In 1921, a great drama happened that disturbed the whole town of Louisville. Early one morning, a thief, who was after a moneybag, killed Alexander, the son of Joseph Maria and Maria Elizabeth Ehrler, on his milk tour.
Our other conversation partner Dominic (Bud) Ehrler, born in 1915, fully remembers his grandfather Josef Maria. “He spoke but very rough English, the white-haired, little man with the large beard. And in his funny accent he told us that in the beginning, he poured the milk for his customers from large pails, twice a day, seven days a week. On the farm the cows were milked and then the still warm milk was sold right away. He would strike out with horse and wagon, and customers would fetch the milk directly at the carriage.”
Over the years the number of Louisville’s milk farms had grown enormously, and Swiss, not in the least those from Einsiedeln, did their part. In the year 1880* there were 22, in 1890 75, and in 1910 even 116 officially registered milkmen; 75 percent had Swiss or German names. In 1907, furthermore, one counted 111 dairy farms with some 3200 cows. While in 1907 but one dairy was pasteurizing its milk, by 1920, already half the establishments where doing it. For long, however, many considered the word pasteurization a foreign term.
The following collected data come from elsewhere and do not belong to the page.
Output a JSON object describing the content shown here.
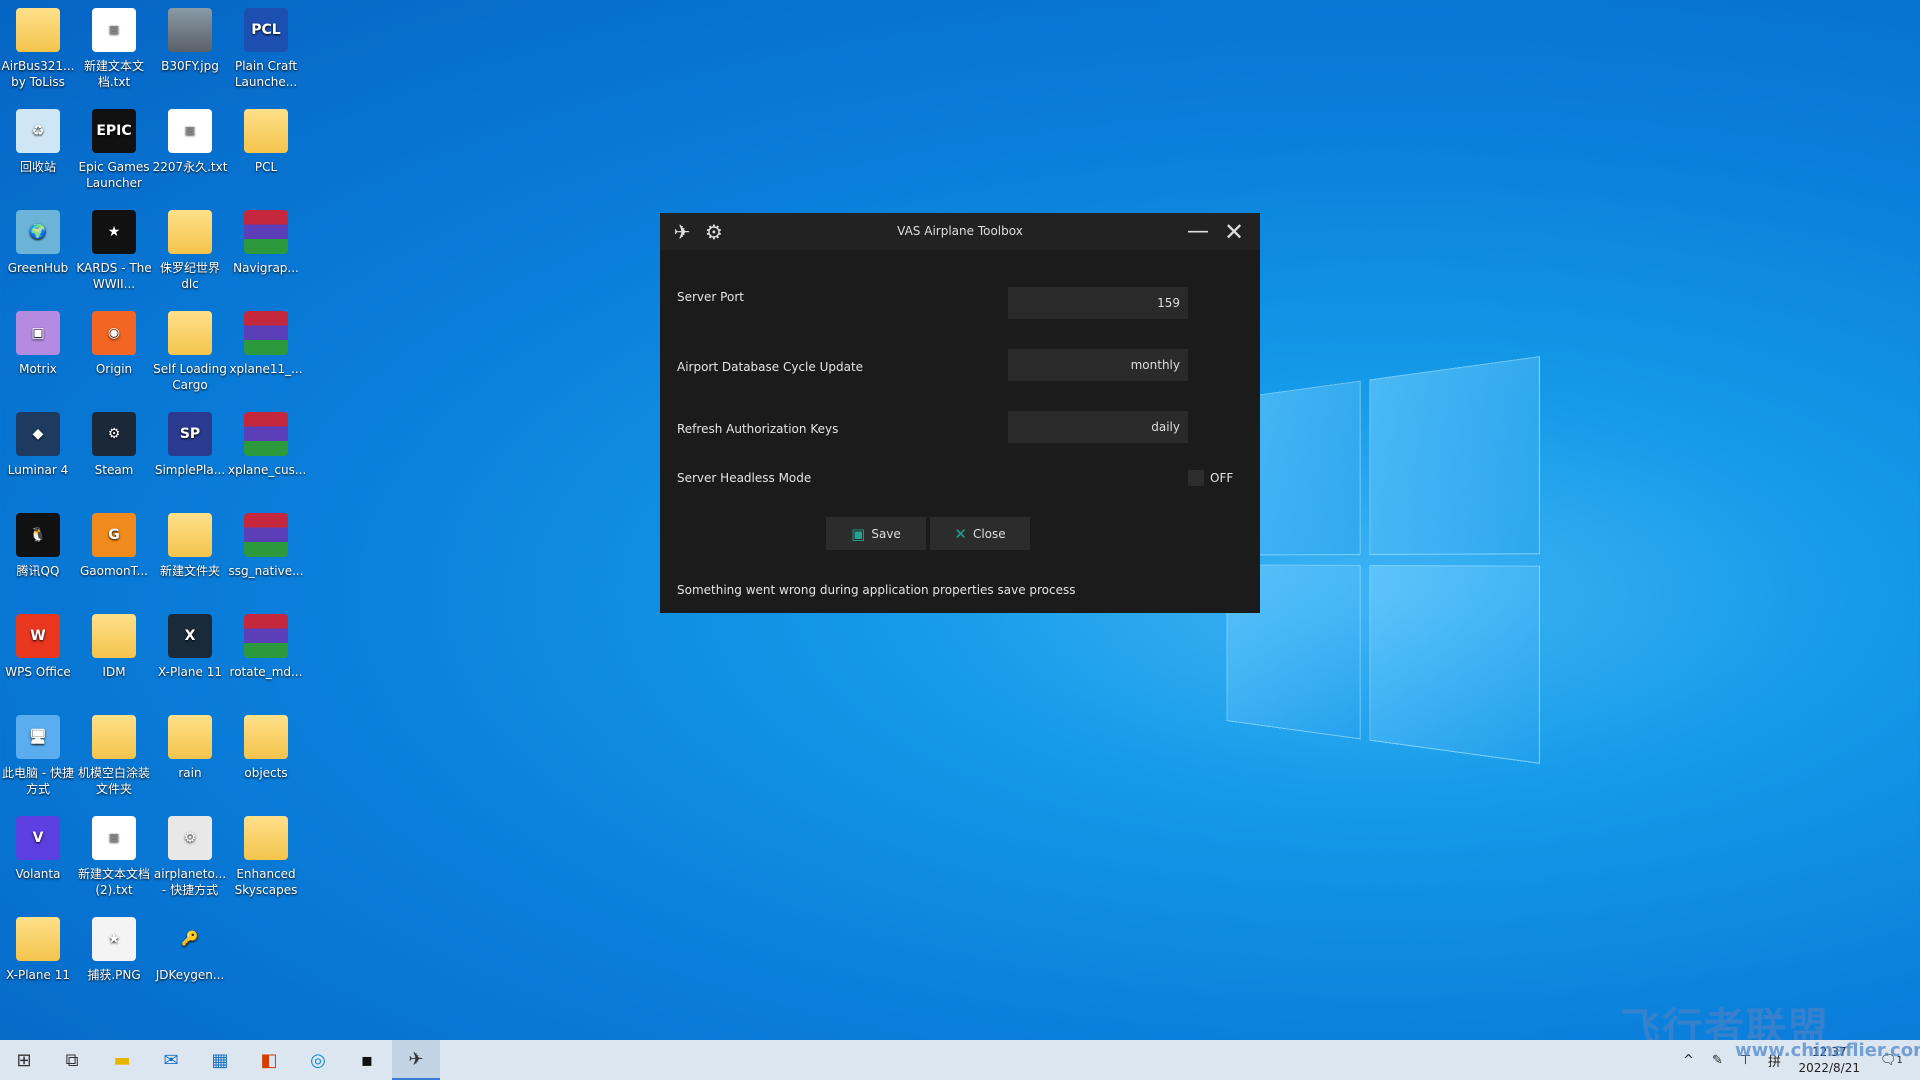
{
  "desktop": {
    "icons": [
      {
        "label": "AirBus321... by ToLiss",
        "type": "folder"
      },
      {
        "label": "新建文本文档.txt",
        "type": "doc"
      },
      {
        "label": "B30FY.jpg",
        "type": "image"
      },
      {
        "label": "Plain Craft Launche...",
        "type": "app",
        "glyph": "PCL",
        "color": "#1d4fb0"
      },
      {
        "label": "回收站",
        "type": "app",
        "glyph": "♻",
        "color": "#cfe6f5"
      },
      {
        "label": "Epic Games Launcher",
        "type": "app",
        "glyph": "EPIC",
        "color": "#111111"
      },
      {
        "label": "2207永久.txt",
        "type": "doc"
      },
      {
        "label": "PCL",
        "type": "folder"
      },
      {
        "label": "GreenHub",
        "type": "app",
        "glyph": "🌍",
        "color": "#6bb4d8"
      },
      {
        "label": "KARDS - The WWII...",
        "type": "app",
        "glyph": "★",
        "color": "#111111"
      },
      {
        "label": "侏罗纪世界dlc",
        "type": "folder"
      },
      {
        "label": "Navigrap...",
        "type": "rar"
      },
      {
        "label": "Motrix",
        "type": "app",
        "glyph": "▣",
        "color": "#b48be0"
      },
      {
        "label": "Origin",
        "type": "app",
        "glyph": "◉",
        "color": "#f26522"
      },
      {
        "label": "Self Loading Cargo",
        "type": "folder"
      },
      {
        "label": "xplane11_...",
        "type": "rar"
      },
      {
        "label": "Luminar 4",
        "type": "app",
        "glyph": "◆",
        "color": "#1e3a5f"
      },
      {
        "label": "Steam",
        "type": "app",
        "glyph": "⚙",
        "color": "#1b2838"
      },
      {
        "label": "SimplePla...",
        "type": "app",
        "glyph": "SP",
        "color": "#2a3b8f"
      },
      {
        "label": "xplane_cus...",
        "type": "rar"
      },
      {
        "label": "腾讯QQ",
        "type": "app",
        "glyph": "🐧",
        "color": "#111111"
      },
      {
        "label": "GaomonT...",
        "type": "app",
        "glyph": "G",
        "color": "#f08a1c"
      },
      {
        "label": "新建文件夹",
        "type": "folder"
      },
      {
        "label": "ssg_native...",
        "type": "rar"
      },
      {
        "label": "WPS Office",
        "type": "app",
        "glyph": "W",
        "color": "#e8361f"
      },
      {
        "label": "IDM",
        "type": "folder"
      },
      {
        "label": "X-Plane 11",
        "type": "app",
        "glyph": "X",
        "color": "#1a2a3a"
      },
      {
        "label": "rotate_md...",
        "type": "rar"
      },
      {
        "label": "此电脑 - 快捷方式",
        "type": "app",
        "glyph": "🖥",
        "color": "#5aaef0"
      },
      {
        "label": "机模空白涂装文件夹",
        "type": "folder"
      },
      {
        "label": "rain",
        "type": "folder"
      },
      {
        "label": "objects",
        "type": "folder"
      },
      {
        "label": "Volanta",
        "type": "app",
        "glyph": "V",
        "color": "#5b3fe0"
      },
      {
        "label": "新建文本文档 (2).txt",
        "type": "doc"
      },
      {
        "label": "airplaneto... - 快捷方式",
        "type": "app",
        "glyph": "⚙",
        "color": "#e8e8e8"
      },
      {
        "label": "Enhanced Skyscapes",
        "type": "folder"
      },
      {
        "label": "X-Plane 11",
        "type": "folder"
      },
      {
        "label": "捕获.PNG",
        "type": "app",
        "glyph": "★",
        "color": "#f4f4f4"
      },
      {
        "label": "JDKeygen...",
        "type": "app",
        "glyph": "🔑",
        "color": "transparent"
      }
    ]
  },
  "dialog": {
    "title": "VAS Airplane Toolbox",
    "fields": [
      {
        "label": "Server Port",
        "value": "159"
      },
      {
        "label": "Airport Database Cycle Update",
        "value": "monthly"
      },
      {
        "label": "Refresh Authorization Keys",
        "value": "daily"
      }
    ],
    "headless": {
      "label": "Server Headless Mode",
      "state": "OFF"
    },
    "save_label": "Save",
    "close_label": "Close",
    "message": "Something went wrong during application properties save process",
    "accent": "#1fa393"
  },
  "taskbar": {
    "time": "12:37",
    "date": "2022/8/21",
    "ime": "拼",
    "notifications": "1"
  },
  "watermark": {
    "text": "飞行者联盟",
    "url": "www.chinaflier.com"
  }
}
Swiss milkmen opposed it vehemently for a long time. There were still no refrigerators, and cooling remained therefore quite difficult, especially during Kentucky’s hot summer days. Initially, milk containers were put into cold water, later into ice. Efficient cooling systems did not come into use until the 1920s and 1930s when trucks replaced horse-drawn wagons. Thus, needed investments grew enormously, a problem mainly for the many smaller firms.
Dominic and Michael, the two “Grand Seigneurs” of the Louisville milk scene, fondly remember their father Dominic Edward Ehrler (1886 - 1954) who had married Sophie Amelia Bremer of German origin.
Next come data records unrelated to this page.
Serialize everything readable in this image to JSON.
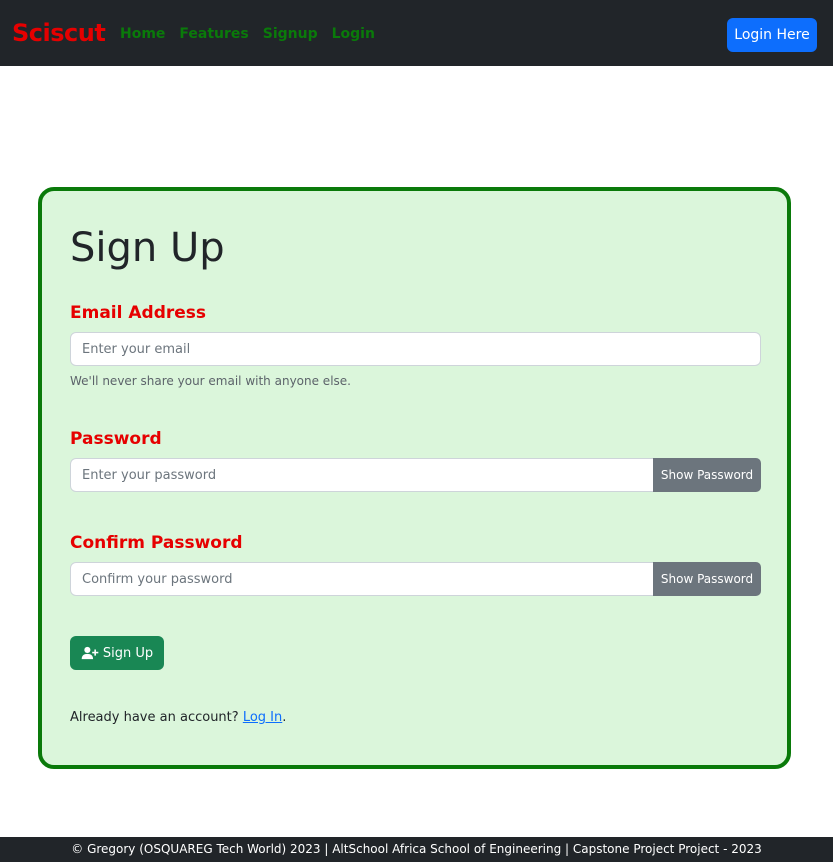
{
  "nav": {
    "brand": "Sciscut",
    "links": [
      {
        "label": "Home"
      },
      {
        "label": "Features"
      },
      {
        "label": "Signup"
      },
      {
        "label": "Login"
      }
    ],
    "login_button": "Login Here"
  },
  "form": {
    "title": "Sign Up",
    "email": {
      "label": "Email Address",
      "placeholder": "Enter your email",
      "value": "",
      "help": "We'll never share your email with anyone else."
    },
    "password": {
      "label": "Password",
      "placeholder": "Enter your password",
      "value": "",
      "toggle_label": "Show Password"
    },
    "confirm_password": {
      "label": "Confirm Password",
      "placeholder": "Confirm your password",
      "value": "",
      "toggle_label": "Show Password"
    },
    "submit_label": "Sign Up",
    "submit_icon": "user-plus-icon",
    "account_prompt": "Already have an account?",
    "login_link": "Log In",
    "login_link_suffix": "."
  },
  "footer": {
    "text": "© Gregory (OSQUAREG Tech World) 2023 | AltSchool Africa School of Engineering | Capstone Project Project - 2023"
  },
  "colors": {
    "navbar_bg": "#212529",
    "brand": "#e60000",
    "nav_link": "#0a7a0a",
    "primary": "#0d6efd",
    "card_bg": "#dbf6db",
    "card_border": "#0a7a0a",
    "label": "#e60000",
    "success": "#198754",
    "secondary": "#6c757d"
  }
}
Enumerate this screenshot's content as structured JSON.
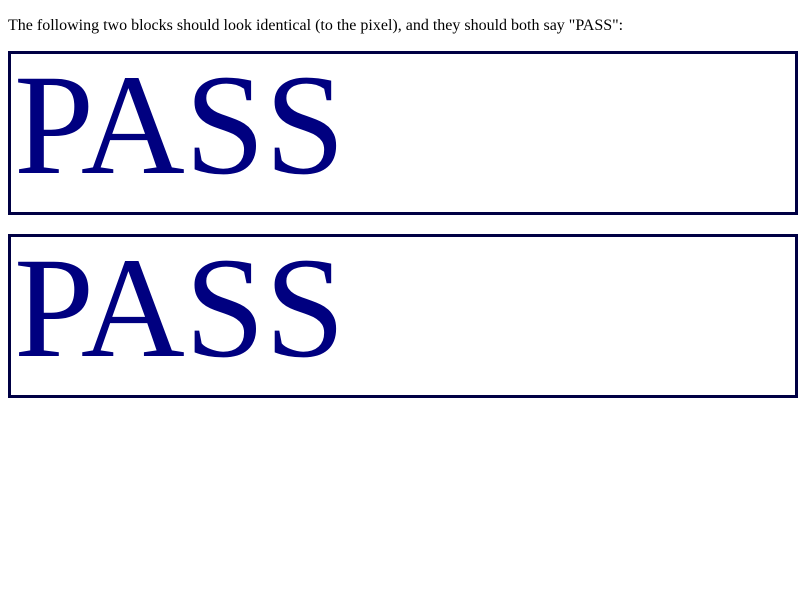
{
  "intro_text": "The following two blocks should look identical (to the pixel), and they should both say \"PASS\":",
  "blocks": [
    {
      "text": "PASS"
    },
    {
      "text": "PASS"
    }
  ],
  "colors": {
    "text": "#000080",
    "border": "#000044",
    "background": "#ffffff"
  }
}
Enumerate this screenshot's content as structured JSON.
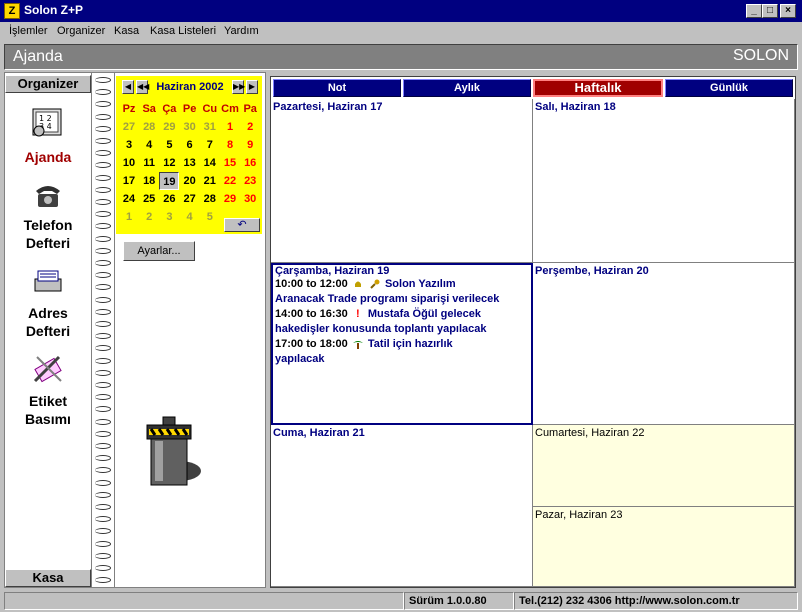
{
  "window": {
    "title": "Solon Z+P",
    "app_icon_letter": "Z"
  },
  "menu": [
    "İşlemler",
    "Organizer",
    "Kasa",
    "Kasa Listeleri",
    "Yardım"
  ],
  "header": {
    "title": "Ajanda",
    "brand": "SOLON"
  },
  "leftnav": {
    "top_header": "Organizer",
    "bottom_header": "Kasa",
    "items": [
      {
        "label": "Ajanda",
        "icon": "calendar-icon"
      },
      {
        "label1": "Telefon",
        "label2": "Defteri",
        "icon": "telephone-icon"
      },
      {
        "label1": "Adres",
        "label2": "Defteri",
        "icon": "address-book-icon"
      },
      {
        "label1": "Etiket",
        "label2": "Basımı",
        "icon": "label-print-icon"
      }
    ]
  },
  "calendar": {
    "month_label": "Haziran 2002",
    "dow": [
      "Pz",
      "Sa",
      "Ça",
      "Pe",
      "Cu",
      "Cm",
      "Pa"
    ],
    "weeks": [
      [
        [
          "27",
          "o"
        ],
        [
          "28",
          "o"
        ],
        [
          "29",
          "o"
        ],
        [
          "30",
          "o"
        ],
        [
          "31",
          "o"
        ],
        [
          "1",
          "w"
        ],
        [
          "2",
          "w"
        ]
      ],
      [
        [
          "3",
          "c"
        ],
        [
          "4",
          "c"
        ],
        [
          "5",
          "c"
        ],
        [
          "6",
          "c"
        ],
        [
          "7",
          "c"
        ],
        [
          "8",
          "w"
        ],
        [
          "9",
          "w"
        ]
      ],
      [
        [
          "10",
          "c"
        ],
        [
          "11",
          "c"
        ],
        [
          "12",
          "c"
        ],
        [
          "13",
          "c"
        ],
        [
          "14",
          "c"
        ],
        [
          "15",
          "w"
        ],
        [
          "16",
          "w"
        ]
      ],
      [
        [
          "17",
          "c"
        ],
        [
          "18",
          "c"
        ],
        [
          "19",
          "t"
        ],
        [
          "20",
          "c"
        ],
        [
          "21",
          "c"
        ],
        [
          "22",
          "w"
        ],
        [
          "23",
          "w"
        ]
      ],
      [
        [
          "24",
          "c"
        ],
        [
          "25",
          "c"
        ],
        [
          "26",
          "c"
        ],
        [
          "27",
          "c"
        ],
        [
          "28",
          "c"
        ],
        [
          "29",
          "w"
        ],
        [
          "30",
          "w"
        ]
      ],
      [
        [
          "1",
          "o"
        ],
        [
          "2",
          "o"
        ],
        [
          "3",
          "o"
        ],
        [
          "4",
          "o"
        ],
        [
          "5",
          "o"
        ]
      ]
    ],
    "undo_symbol": "↶"
  },
  "settings_button": "Ayarlar...",
  "tabs": [
    "Not",
    "Aylık",
    "Haftalık",
    "Günlük"
  ],
  "active_tab": "Haftalık",
  "days": {
    "mon": "Pazartesi, Haziran 17",
    "tue": "Salı, Haziran 18",
    "wed": "Çarşamba, Haziran 19",
    "thu": "Perşembe, Haziran 20",
    "fri": "Cuma, Haziran 21",
    "sat": "Cumartesi, Haziran 22",
    "sun": "Pazar, Haziran 23"
  },
  "events": {
    "e1_time": "10:00  to 12:00",
    "e1_title": "Solon Yazılım",
    "e1_desc": "Aranacak Trade programı siparişi verilecek",
    "e2_time": "14:00  to 16:30",
    "e2_title": "Mustafa Öğül gelecek",
    "e2_desc": "hakedişler konusunda toplantı yapılacak",
    "e3_time": "17:00  to 18:00",
    "e3_title": "Tatil için hazırlık",
    "e3_desc": "yapılacak"
  },
  "status": {
    "version": "Sürüm 1.0.0.80",
    "contact": "Tel.(212) 232 4306  http://www.solon.com.tr"
  }
}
“Father didn’t talk good Swiss German, we neither. He had gotten but a limited formal education in the Catholic school, run by German nuns, and from early on he had to help on the farm. He told us often that he was proud to have Swiss roots. But he had no contacts in Switzerland. Why, we don’t know. In Louisville, he had many friends from the old homeland, was in the Gruetli Helvetia Society, and on weekends took us to the Swiss Hall. But he never went further than a hundred miles from Louisville!”
At home the four Ehrler boys had to tackle work with dispatch. “Every morning before school, we had to milk 33 cows. Our mother, Sophia Amelia Bremer Ehrler, passed away far too early in 1944. And when, in 1946, we youngsters returned from service in the war, there was no question: Join the business! Father had grown tired, thus we came to the rescue.” Together with him the Ehrler Brothers Jr. - Dominic Edward, Michael and Robert - successfully managed the business from 1950 on. “Milk production went very well. We didn’t want to do the milking ourselves anymore. We now got the milk from other Swiss farmers and pasteurized it.”
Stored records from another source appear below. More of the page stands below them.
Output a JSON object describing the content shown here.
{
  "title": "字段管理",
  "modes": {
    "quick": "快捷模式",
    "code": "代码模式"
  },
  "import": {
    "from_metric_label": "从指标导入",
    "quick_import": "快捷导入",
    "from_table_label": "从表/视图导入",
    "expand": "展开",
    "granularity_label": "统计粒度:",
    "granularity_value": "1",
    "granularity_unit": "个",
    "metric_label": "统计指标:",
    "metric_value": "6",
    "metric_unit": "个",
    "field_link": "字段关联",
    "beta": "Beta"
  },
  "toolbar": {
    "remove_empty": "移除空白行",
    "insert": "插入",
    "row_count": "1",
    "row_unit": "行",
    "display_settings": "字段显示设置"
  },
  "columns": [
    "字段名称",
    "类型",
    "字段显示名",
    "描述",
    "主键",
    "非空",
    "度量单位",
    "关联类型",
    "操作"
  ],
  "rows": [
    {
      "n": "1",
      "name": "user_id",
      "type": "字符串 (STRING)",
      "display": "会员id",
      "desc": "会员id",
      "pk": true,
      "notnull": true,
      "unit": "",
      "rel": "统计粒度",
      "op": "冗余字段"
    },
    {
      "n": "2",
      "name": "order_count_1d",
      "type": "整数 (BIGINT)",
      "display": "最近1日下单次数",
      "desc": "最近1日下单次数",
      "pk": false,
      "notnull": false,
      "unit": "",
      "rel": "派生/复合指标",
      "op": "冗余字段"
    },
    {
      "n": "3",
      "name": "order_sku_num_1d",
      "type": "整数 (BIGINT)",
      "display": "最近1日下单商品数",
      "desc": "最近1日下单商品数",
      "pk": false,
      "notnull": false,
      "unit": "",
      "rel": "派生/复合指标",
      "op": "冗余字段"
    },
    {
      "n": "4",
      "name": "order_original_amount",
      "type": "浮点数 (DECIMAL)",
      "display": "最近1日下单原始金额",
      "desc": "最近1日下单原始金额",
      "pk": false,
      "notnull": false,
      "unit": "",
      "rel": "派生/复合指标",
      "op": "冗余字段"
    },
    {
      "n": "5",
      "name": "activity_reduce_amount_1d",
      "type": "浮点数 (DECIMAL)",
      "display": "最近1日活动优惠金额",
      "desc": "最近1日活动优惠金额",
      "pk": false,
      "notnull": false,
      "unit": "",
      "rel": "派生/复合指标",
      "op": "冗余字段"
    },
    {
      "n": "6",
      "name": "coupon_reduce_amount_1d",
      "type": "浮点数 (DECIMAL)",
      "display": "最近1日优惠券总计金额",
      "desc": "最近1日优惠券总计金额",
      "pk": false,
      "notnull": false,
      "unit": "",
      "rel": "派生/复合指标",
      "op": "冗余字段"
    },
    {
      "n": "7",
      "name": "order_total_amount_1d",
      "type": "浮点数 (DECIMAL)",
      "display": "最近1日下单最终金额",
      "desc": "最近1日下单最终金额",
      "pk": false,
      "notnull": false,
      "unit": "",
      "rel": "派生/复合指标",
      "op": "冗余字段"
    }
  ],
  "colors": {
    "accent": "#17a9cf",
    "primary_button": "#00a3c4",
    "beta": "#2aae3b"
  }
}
The range of products grew steadily. Besides milk there was also cream, cheese, butter, ice cream and much more. And thus the Ehrlers became Louisville’s largest independent providers of milk and milk products. Until 1967, all went well. Finally, Michael Ehrler became the sole owner of the Ehrler Dairy until the firm was sold in 1977. It had been far and wide the last one to sell milk in glass bottles. The emergence of large shopping centers meant the end of the Ehrler enterprise, successful for nearly a hundred years.